The direct translation of the C expression to Lisp would actually be (-> a (-> b (-> c d))), which is fine to read from left to right as well. As lispm said, this can be reduced to (-> a b c d) due to the flexibility of prefix operations.
The direct translation of the Lisp expression you shared to C would be: d(c(b(a))), which just like the Lisp expression, evaluates from the middle out. Both are fine to read from left to right though.
> The direct translation of the C expression to Lisp would actually be (-> a (-> b (-> c d)))
Not really. -> looks like binary infix operator, but it is really an unary postfix operator (parametrized by field). Because field itself is not a first-class entity in C.
Either -> is a binary operator or is is not an operator in the expression at all, and the unary postfix operators are ->b, ->c, and ->d.

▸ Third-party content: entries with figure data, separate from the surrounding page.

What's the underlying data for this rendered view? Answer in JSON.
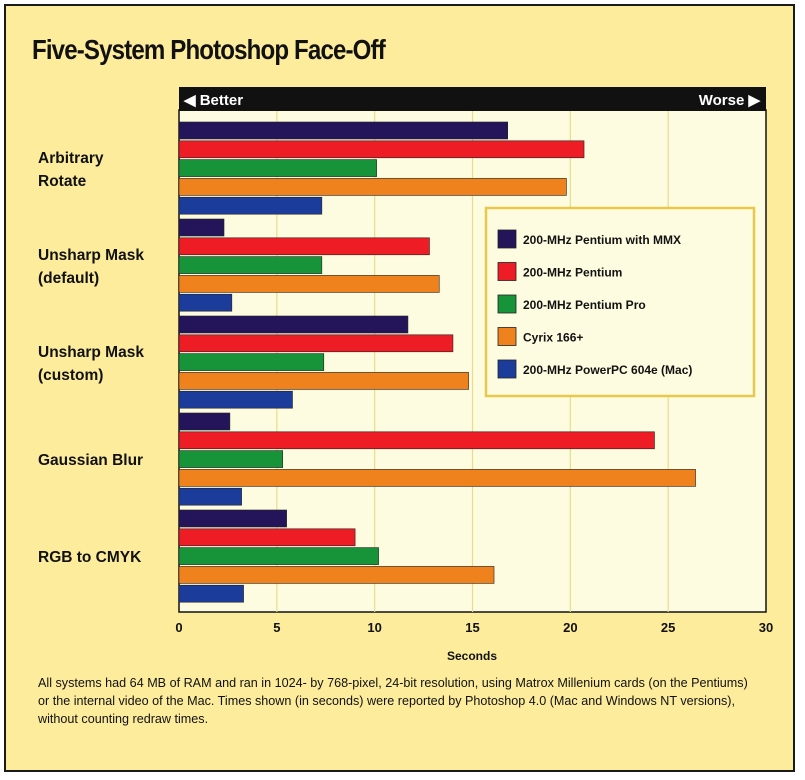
{
  "chart_data": {
    "type": "bar",
    "orientation": "horizontal",
    "title": "Five-System Photoshop Face-Off",
    "better_label": "◀ Better",
    "worse_label": "Worse ▶",
    "xlabel": "Seconds",
    "xlim": [
      0,
      30
    ],
    "xticks": [
      "0",
      "5",
      "10",
      "15",
      "20",
      "25",
      "30"
    ],
    "grid": true,
    "legend_position": "right",
    "categories": [
      {
        "line1": "Arbitrary",
        "line2": "Rotate"
      },
      {
        "line1": "Unsharp Mask",
        "line2": "(default)"
      },
      {
        "line1": "Unsharp Mask",
        "line2": "(custom)"
      },
      {
        "line1": "Gaussian Blur",
        "line2": ""
      },
      {
        "line1": "RGB to CMYK",
        "line2": ""
      }
    ],
    "series": [
      {
        "name": "200-MHz Pentium with MMX",
        "color": "#24145a",
        "values": [
          16.8,
          2.3,
          11.7,
          2.6,
          5.5
        ]
      },
      {
        "name": "200-MHz Pentium",
        "color": "#ee1c24",
        "values": [
          20.7,
          12.8,
          14.0,
          24.3,
          9.0
        ]
      },
      {
        "name": "200-MHz Pentium Pro",
        "color": "#17943a",
        "values": [
          10.1,
          7.3,
          7.4,
          5.3,
          10.2
        ]
      },
      {
        "name": "Cyrix 166+",
        "color": "#f0821e",
        "values": [
          19.8,
          13.3,
          14.8,
          26.4,
          16.1
        ]
      },
      {
        "name": "200-MHz PowerPC 604e (Mac)",
        "color": "#1c3c9c",
        "values": [
          7.3,
          2.7,
          5.8,
          3.2,
          3.3
        ]
      }
    ]
  },
  "caption": "All systems had 64 MB of RAM and ran in 1024- by 768-pixel, 24-bit resolution, using Matrox Millenium cards (on the Pentiums) or the internal video of the Mac. Times shown (in seconds) were reported by Photoshop 4.0 (Mac and Windows NT versions), without counting redraw times."
}
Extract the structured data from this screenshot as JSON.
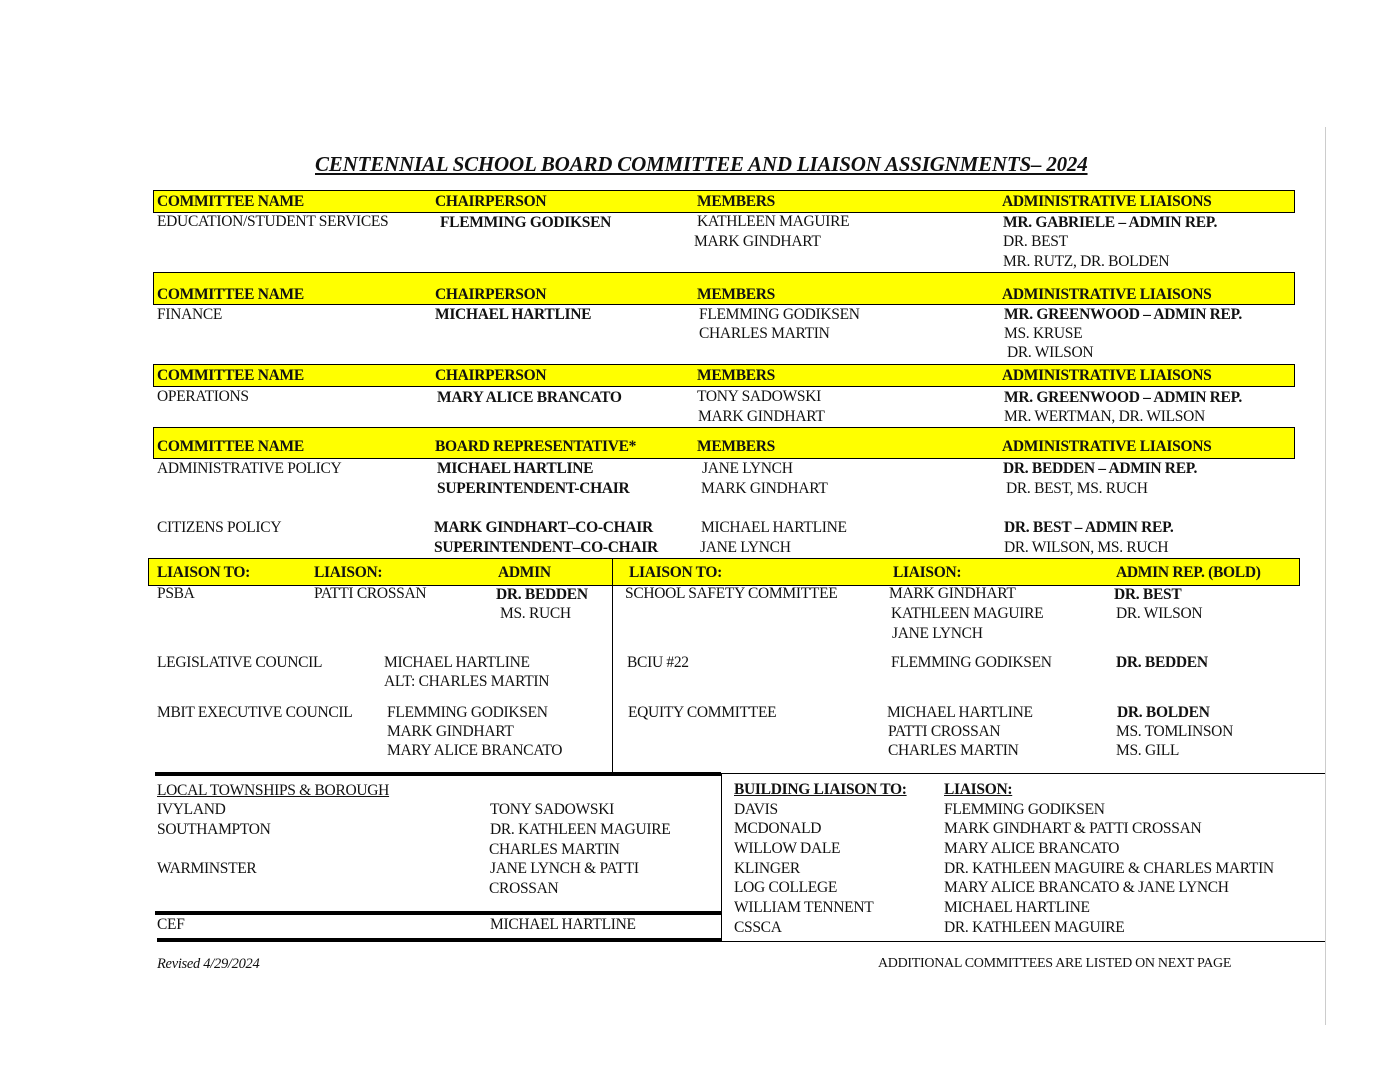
{
  "title": "CENTENNIAL SCHOOL BOARD  COMMITTEE AND LIAISON ASSIGNMENTS– 2024",
  "highlight_color": "#ffff00",
  "headers": {
    "committee_name": "COMMITTEE NAME",
    "chairperson": "CHAIRPERSON",
    "board_rep": "BOARD REPRESENTATIVE*",
    "members": "MEMBERS",
    "admin_liaisons": "ADMINISTRATIVE LIAISONS"
  },
  "committees": [
    {
      "name": "EDUCATION/STUDENT SERVICES",
      "chair": [
        "FLEMMING GODIKSEN"
      ],
      "members": [
        "KATHLEEN MAGUIRE",
        "MARK GINDHART"
      ],
      "liaisons": [
        "MR. GABRIELE – ADMIN REP.",
        "DR. BEST",
        "MR. RUTZ, DR. BOLDEN"
      ]
    },
    {
      "name": "FINANCE",
      "chair": [
        "MICHAEL HARTLINE"
      ],
      "members": [
        "FLEMMING GODIKSEN",
        "CHARLES MARTIN"
      ],
      "liaisons": [
        "MR. GREENWOOD – ADMIN REP.",
        "MS. KRUSE",
        "DR. WILSON"
      ]
    },
    {
      "name": "OPERATIONS",
      "chair": [
        "MARY ALICE BRANCATO"
      ],
      "members": [
        "TONY SADOWSKI",
        "MARK GINDHART"
      ],
      "liaisons": [
        "MR. GREENWOOD – ADMIN REP.",
        "MR. WERTMAN, DR. WILSON"
      ]
    },
    {
      "name": "ADMINISTRATIVE POLICY",
      "chair": [
        "MICHAEL HARTLINE",
        "SUPERINTENDENT-CHAIR"
      ],
      "members": [
        "JANE LYNCH",
        "MARK GINDHART"
      ],
      "liaisons": [
        "DR. BEDDEN – ADMIN REP.",
        "DR. BEST, MS. RUCH"
      ]
    },
    {
      "name": "CITIZENS POLICY",
      "chair": [
        "MARK GINDHART–CO-CHAIR",
        "SUPERINTENDENT–CO-CHAIR"
      ],
      "members": [
        "MICHAEL HARTLINE",
        "JANE LYNCH"
      ],
      "liaisons": [
        "DR. BEST – ADMIN REP.",
        "DR. WILSON, MS. RUCH"
      ]
    }
  ],
  "liaison_headers": {
    "liaison_to": "LIAISON TO:",
    "liaison": "LIAISON:",
    "admin": "ADMIN",
    "admin_rep": "ADMIN REP. (BOLD)"
  },
  "liaisons_left": [
    {
      "to": "PSBA",
      "liaison": [
        "PATTI CROSSAN"
      ],
      "admin": [
        "DR. BEDDEN",
        "MS. RUCH"
      ]
    },
    {
      "to": "LEGISLATIVE COUNCIL",
      "liaison": [
        "MICHAEL HARTLINE",
        "ALT: CHARLES MARTIN"
      ]
    },
    {
      "to": "MBIT EXECUTIVE COUNCIL",
      "liaison": [
        "FLEMMING GODIKSEN",
        "MARK GINDHART",
        "MARY ALICE BRANCATO"
      ]
    }
  ],
  "liaisons_right": [
    {
      "to": "SCHOOL SAFETY COMMITTEE",
      "liaison": [
        "MARK GINDHART",
        "KATHLEEN MAGUIRE",
        "JANE LYNCH"
      ],
      "admin": [
        "DR. BEST",
        "DR. WILSON"
      ]
    },
    {
      "to": "BCIU #22",
      "liaison": [
        "FLEMMING GODIKSEN"
      ],
      "admin": [
        "DR. BEDDEN"
      ]
    },
    {
      "to": "EQUITY COMMITTEE",
      "liaison": [
        "MICHAEL HARTLINE",
        "PATTI CROSSAN",
        "CHARLES MARTIN"
      ],
      "admin": [
        "DR. BOLDEN",
        "MS. TOMLINSON",
        "MS. GILL"
      ]
    }
  ],
  "townships": {
    "heading": "LOCAL TOWNSHIPS & BOROUGH",
    "rows": [
      {
        "name": "IVYLAND",
        "liaison": [
          "TONY SADOWSKI"
        ]
      },
      {
        "name": "SOUTHAMPTON",
        "liaison": [
          "DR. KATHLEEN MAGUIRE",
          "CHARLES MARTIN"
        ]
      },
      {
        "name": "WARMINSTER",
        "liaison": [
          "JANE LYNCH & PATTI",
          "CROSSAN"
        ]
      },
      {
        "name": "CEF",
        "liaison": [
          "MICHAEL HARTLINE"
        ]
      }
    ]
  },
  "buildings": {
    "heading_to": "BUILDING LIAISON TO:",
    "heading_liaison": "LIAISON:",
    "rows": [
      {
        "name": "DAVIS",
        "liaison": "FLEMMING GODIKSEN"
      },
      {
        "name": "MCDONALD",
        "liaison": "MARK GINDHART & PATTI CROSSAN"
      },
      {
        "name": "WILLOW DALE",
        "liaison": "MARY ALICE BRANCATO"
      },
      {
        "name": "KLINGER",
        "liaison": "DR. KATHLEEN MAGUIRE & CHARLES MARTIN"
      },
      {
        "name": "LOG COLLEGE",
        "liaison": "MARY ALICE BRANCATO & JANE LYNCH"
      },
      {
        "name": "WILLIAM TENNENT",
        "liaison": "MICHAEL HARTLINE"
      },
      {
        "name": "CSSCA",
        "liaison": "DR. KATHLEEN MAGUIRE"
      }
    ]
  },
  "footer": {
    "revised": "Revised 4/29/2024",
    "note": "ADDITIONAL COMMITTEES ARE LISTED ON NEXT PAGE"
  }
}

In the latter case, that gives us (->d (->c (->b a))) in Lisp, which I can see how ypu could get, but I don't agree.
#include <stdio.h>
#include <stdlib.h>
struct foo {
int a;
};
int main() {
struct foo *f = malloc(sizeof(struct foo));
f->a = 5;
printf("%d\n", f->b);
free(f);
return 0;
}
test.c:11:21: error: no member named 'b' in 'struct foo'
11 | printf("%d\n", f->b);
| ~ ^
1 error generated.
What do you mean when you say fields are not first class in C?
I think that most problematic for prefix notation are not arithmetic operations, but field accessors.
In C you have a->b->c->d, in Lisp it would be (d (c (b a))), which makes you to jump to the center and read it from the inside-out.